Once, when driving back from Ely, Minnesota, the road crossed over a narrow twisting river set close with pine. I want to go there! I thought as we flashed over the small bridge.
“There” turned out to be the St. Louis River, a wild coniferous lined stream that has its headwaters in Seven Beaver Lake in northern Minnesota. The river was named for Louis IX, (king of France when the area was explored), and this 160 mile ribbon of water flows slowly, then suddenly swiftly in the last ten miles, into Lake Superior. I read that impoundments and pollution plague the lower section but the upper reaches are said to be gorgeous — so off we set to find out.
Our traveling day turned sweltering by 11am. Sun pounded down and the still summer air did not even stir the roadside dandelion puffs ready to set sail. The map showed that the take-out was off a small road that ended at a lake. Experience has shown that this might make finding a ride to our stashed canoe difficult.As a back up
measure we had stowed Ian’s bike in the car if this proved true.
Well, you guessed it. Despite our paddles and our sign, the first car whizzed by us. After half an hour’s wait (and only three cars later), we considered driving back to the city. After an hour in the heat Ian decided to drive me up to our canoe hidden at the put in, come back, hop his bike, and peddle the seven miles of sweltering road to join me.
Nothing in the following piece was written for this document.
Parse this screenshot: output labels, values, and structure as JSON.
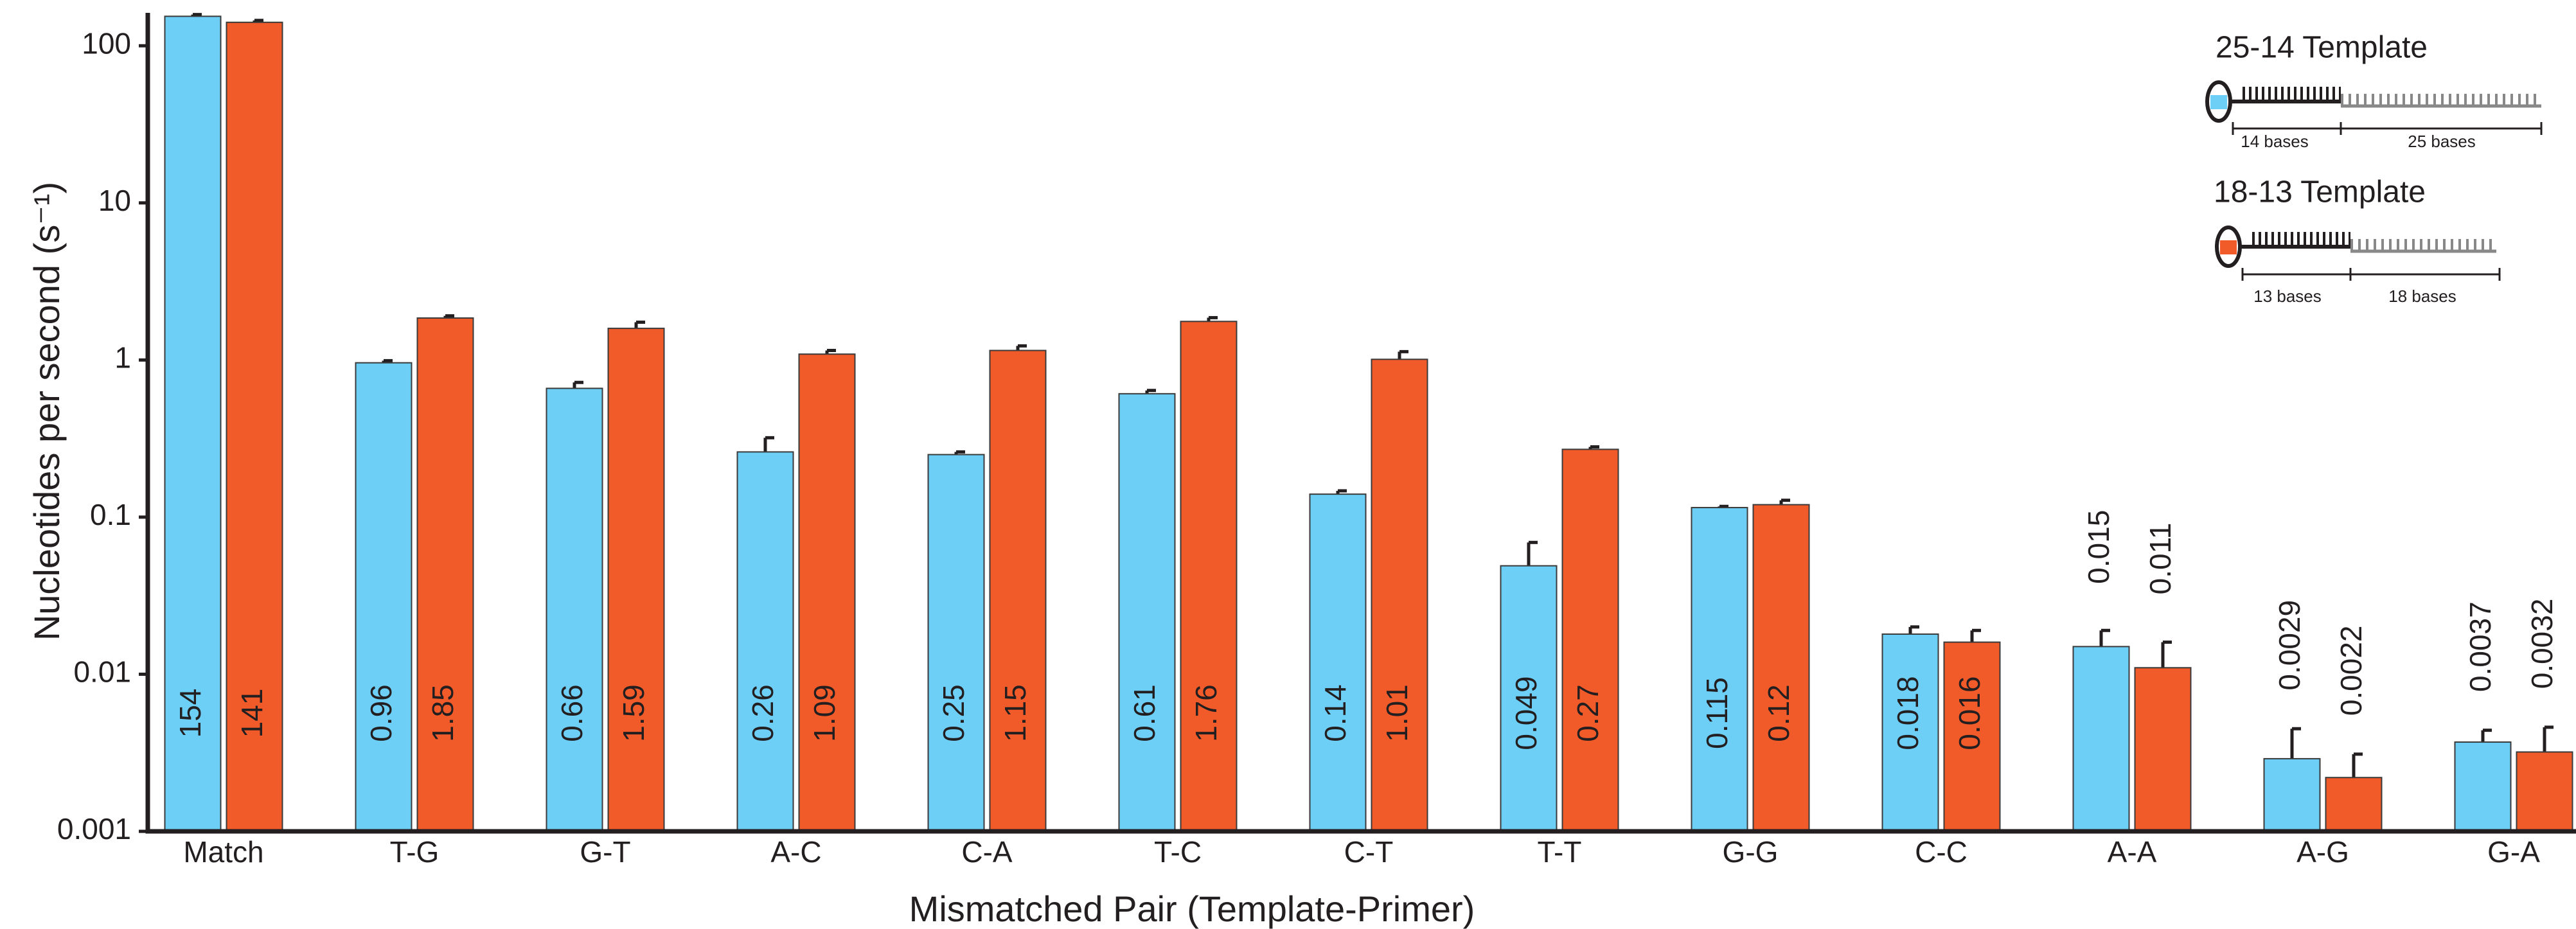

And that’s how I found myself studying The Mystery of the Bayeux Tapestry in the shade while Ian did the work! But even he agreed that the river proved to be worth the sweat. The water was late-summer low, tannic brown, and running clear and lazy. The views reminded us both of the tree-lined lakes of the Boundary Waters Canoe Area just north of us, except this was a river version.
Both of us were weary from a hard working summer — I was nearing the end of a new book, A Birthday Cake Is No Ordinary Cake, and my eyes were tired from cutting and gluing hundreds of tiny dashes out of paper. Ian had been busy sanding and finishing wood for his show in San Francisco and maybe it was because of all this inside, focused work that the river seemed particularly
beautiful. Once we rounded a bend and there, in the distance, sat the most perfect tiny, grass green, luminous mound-of-an-island I have ever seen. I took a dozen pictures of it as it grew larger upon our approach. The still water offered a perfectly green reflection of the perfect island, like something from a perfect dream.
A riffled falling spot brought a little white water, a circling bald eagle, and a picnic spot. The quiet, the food, the rest, and the glowing island flowed around us like a blessing, a summer blessing, punctuated by the eagle, who accompanied us for hours, all the way into the dusk.